Rozważania

Nr. 34  „Będzie On wielki i będzie nazwany Synem Najwyższego” (Łk 1,26-38)

Dziecię, które
się narodzi nazwane zostanie Synem Bożym
. Będzie Świętym, który przyniesie
odkupienie całej ludzkości, który wyzwoli wszystkich z niewoli grzechów, który
królować będzie po wieczność. Taką perspektywę przedstawił Anioł. Takie słowa
przekazał od samego Boga (por. Łk 1,26-38). 
Zapowiedź Boża
była niesłychana.
Jeśli spróbowalibyśmy zagłębić się w te słowa, w całą tę
sytuację, w to wydarzenie, doszlibyśmy do pewnego miejsca i dalej nie
potrafilibyśmy już zrobić kroku naprzód. Stwierdzilibyśmy, że to jest zbyt
trudne, że nasz umysł nie jest w stanie iść dalej, by rozważać tę niezwykłą
tajemnicę. Nasze serce poczułoby niezwykłego poruszenia, napełnienia Duchem
Bożym, a ciało ogarnęłaby słabość, ponieważ ta tajemnica nie jest do objęcia,
ogarnięcia przez człowieka, jest zbyt wielka. A jednak Bóg spełnia daną
obietnicę i dokonuje się ta tajemnica w obliczu świata. Jezus przychodzi. Przychodzi
poprzez ciało Najświętszej Dziewicy i przychodzi do ludzi. Bóg, którego nie
można zobaczyć, objąć, który jest Duchem, przychodzi do człowieka w tej
cielesnej postaci, aby człowiek mógł spotkać się z Bogiem. Nie dość na tym, aby
mógł doświadczyć zbawienia.
Oczekujemy na
Boże Narodzenie.
Wczoraj mówiliśmy o tym, iż mamy świadomie oczekiwać na
niezwykłość tego wydarzenia. Mamy otworzyć duszę na spotkanie z Aniołem, który
obwieści nam tę Nowinę. Dzisiaj idziemy dalej. Mamy nastroić swoje serca na niezwykłe
spotkanie z Bogiem. W dodatku będzie to spotkanie w naszych sercach. Bóg
przyjdzie do nas, w naszych sercach narodzi się dla świata. Bóg, Święty,
Doskonały, Król, Władca całego świata w twoim sercu, abyś ty stał się Jego
świątynią, Jego monstrancją, Jego świadkiem. Aby On mógł poprzez twoją osobę,
tak jak przez Osobę Maryi, objawić się światu; objawić światu miłość, przynieść
pokój, zbawić duszę.
Skup się teraz
na swoim sercu.
Uświadom sobie, że twoje serce będzie świadkiem tak niezwykłego
wydarzenia. Dokona się to w twoim sercu. Twoja dusza doświadczy tak niezwykłych
nawiedzin. I dokona się to nie tylko ze względu na ciebie, dla ciebie, Bóg
pragnie objawić się światu poprzez twoje serce. Całemu światu, milionom ludzi.

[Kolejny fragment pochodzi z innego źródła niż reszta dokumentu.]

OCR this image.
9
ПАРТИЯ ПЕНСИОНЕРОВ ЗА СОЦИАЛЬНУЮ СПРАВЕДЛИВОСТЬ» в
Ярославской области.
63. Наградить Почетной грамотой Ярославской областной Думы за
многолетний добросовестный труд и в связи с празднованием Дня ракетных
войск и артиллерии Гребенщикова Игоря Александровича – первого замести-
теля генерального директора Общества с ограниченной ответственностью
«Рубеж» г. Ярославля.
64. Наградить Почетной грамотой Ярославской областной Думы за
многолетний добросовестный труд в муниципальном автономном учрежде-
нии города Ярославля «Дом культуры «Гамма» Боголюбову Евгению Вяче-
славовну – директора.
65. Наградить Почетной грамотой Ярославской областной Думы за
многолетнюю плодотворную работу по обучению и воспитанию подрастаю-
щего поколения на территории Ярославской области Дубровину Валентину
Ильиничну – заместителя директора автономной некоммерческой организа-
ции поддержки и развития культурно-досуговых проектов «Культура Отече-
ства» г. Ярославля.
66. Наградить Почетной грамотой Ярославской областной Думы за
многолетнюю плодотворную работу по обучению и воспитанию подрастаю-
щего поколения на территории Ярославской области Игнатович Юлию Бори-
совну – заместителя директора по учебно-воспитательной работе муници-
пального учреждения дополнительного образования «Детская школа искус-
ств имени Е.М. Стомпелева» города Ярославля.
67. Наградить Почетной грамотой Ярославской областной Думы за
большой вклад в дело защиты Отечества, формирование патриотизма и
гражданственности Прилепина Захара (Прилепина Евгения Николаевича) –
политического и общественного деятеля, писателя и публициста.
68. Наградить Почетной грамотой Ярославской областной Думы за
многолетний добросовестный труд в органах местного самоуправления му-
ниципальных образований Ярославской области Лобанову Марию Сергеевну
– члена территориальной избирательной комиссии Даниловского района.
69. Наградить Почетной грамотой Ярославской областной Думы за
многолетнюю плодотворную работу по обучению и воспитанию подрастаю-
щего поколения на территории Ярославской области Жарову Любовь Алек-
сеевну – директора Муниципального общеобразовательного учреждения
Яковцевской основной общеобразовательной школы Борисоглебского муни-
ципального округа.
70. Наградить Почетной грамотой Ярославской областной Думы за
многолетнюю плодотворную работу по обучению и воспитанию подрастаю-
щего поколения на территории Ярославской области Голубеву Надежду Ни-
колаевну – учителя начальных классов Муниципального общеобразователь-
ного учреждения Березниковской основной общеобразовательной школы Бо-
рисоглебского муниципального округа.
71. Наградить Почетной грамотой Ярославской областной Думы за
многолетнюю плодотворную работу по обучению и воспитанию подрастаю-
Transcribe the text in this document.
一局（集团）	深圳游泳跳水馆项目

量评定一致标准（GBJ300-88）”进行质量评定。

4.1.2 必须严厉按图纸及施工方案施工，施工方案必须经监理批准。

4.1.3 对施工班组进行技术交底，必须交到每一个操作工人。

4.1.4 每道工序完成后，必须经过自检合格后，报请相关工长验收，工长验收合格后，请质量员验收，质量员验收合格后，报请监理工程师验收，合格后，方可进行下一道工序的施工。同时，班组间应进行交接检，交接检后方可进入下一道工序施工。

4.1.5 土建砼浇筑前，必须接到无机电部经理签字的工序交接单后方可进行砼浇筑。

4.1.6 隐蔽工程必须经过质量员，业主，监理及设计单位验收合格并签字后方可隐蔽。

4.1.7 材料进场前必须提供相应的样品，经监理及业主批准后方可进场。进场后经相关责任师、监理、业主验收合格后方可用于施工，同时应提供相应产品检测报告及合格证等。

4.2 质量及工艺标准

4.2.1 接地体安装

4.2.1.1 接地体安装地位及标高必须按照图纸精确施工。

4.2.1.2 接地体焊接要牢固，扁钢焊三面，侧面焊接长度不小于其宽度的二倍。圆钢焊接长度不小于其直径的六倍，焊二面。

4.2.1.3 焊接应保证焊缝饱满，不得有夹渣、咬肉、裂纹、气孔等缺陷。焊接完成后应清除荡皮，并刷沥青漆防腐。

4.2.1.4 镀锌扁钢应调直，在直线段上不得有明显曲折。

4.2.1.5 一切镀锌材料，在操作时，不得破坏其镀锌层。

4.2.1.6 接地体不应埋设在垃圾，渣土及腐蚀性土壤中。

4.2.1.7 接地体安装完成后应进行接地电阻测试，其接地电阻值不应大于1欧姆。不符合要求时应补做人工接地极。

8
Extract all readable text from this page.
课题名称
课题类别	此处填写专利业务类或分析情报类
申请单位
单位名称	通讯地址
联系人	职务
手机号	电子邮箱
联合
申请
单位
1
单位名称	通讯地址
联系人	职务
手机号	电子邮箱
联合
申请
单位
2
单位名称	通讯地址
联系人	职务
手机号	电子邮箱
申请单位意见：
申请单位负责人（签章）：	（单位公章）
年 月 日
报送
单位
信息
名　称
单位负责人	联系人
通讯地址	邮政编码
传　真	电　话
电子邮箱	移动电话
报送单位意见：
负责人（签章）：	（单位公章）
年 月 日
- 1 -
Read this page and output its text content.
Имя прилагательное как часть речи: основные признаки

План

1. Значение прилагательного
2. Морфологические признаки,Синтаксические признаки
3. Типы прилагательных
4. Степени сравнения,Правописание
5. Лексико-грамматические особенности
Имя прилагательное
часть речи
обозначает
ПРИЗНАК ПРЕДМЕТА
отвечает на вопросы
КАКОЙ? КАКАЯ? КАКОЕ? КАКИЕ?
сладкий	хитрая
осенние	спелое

Bóg pragnie przynieść poprzez twoje serce miłość wszystkim ludziom. Chce
błogosławić wszystkim ludziom na całym świecie poprzez twoje serce. Chce
ratować ludzi poprzez twoje serce. Najpierw przyjdzie do ciebie. Twoje serce
musi być gotowe. Pomyśl, w jaki sposób to serce jeszcze usposobić, jak
przygotować, co uczynić, bowiem już niedługo do twojego serca zstąpi Król. Czy
jesteś gotowy?
To prawda,
przez cały Adwent mieliśmy adorować Jezusa,
mieliśmy pielęgnować Go, teraz w
sposób szczególny troszczymy się o Maleńkiego Jezusa. Maryja również nosiła Jezusa
pod swoim Sercem, cieszyła się, radowała, przemawiała do Niego czule, modliła
się do Boga. Ale to, co miało nadejść było jeszcze większym wydarzeniem, bowiem
już nie tylko dla Maryi, ale dla świata miał się narodzić Bóg. Ona miała stać
się w sposób ostateczny narzędziem tego wydarzenia. Maryja, dopóki nosiła Jezusa
w sobie, On był Jej, dla Niej, ukryty w Jej wnętrzu. Był tylko Jezus i Maryja.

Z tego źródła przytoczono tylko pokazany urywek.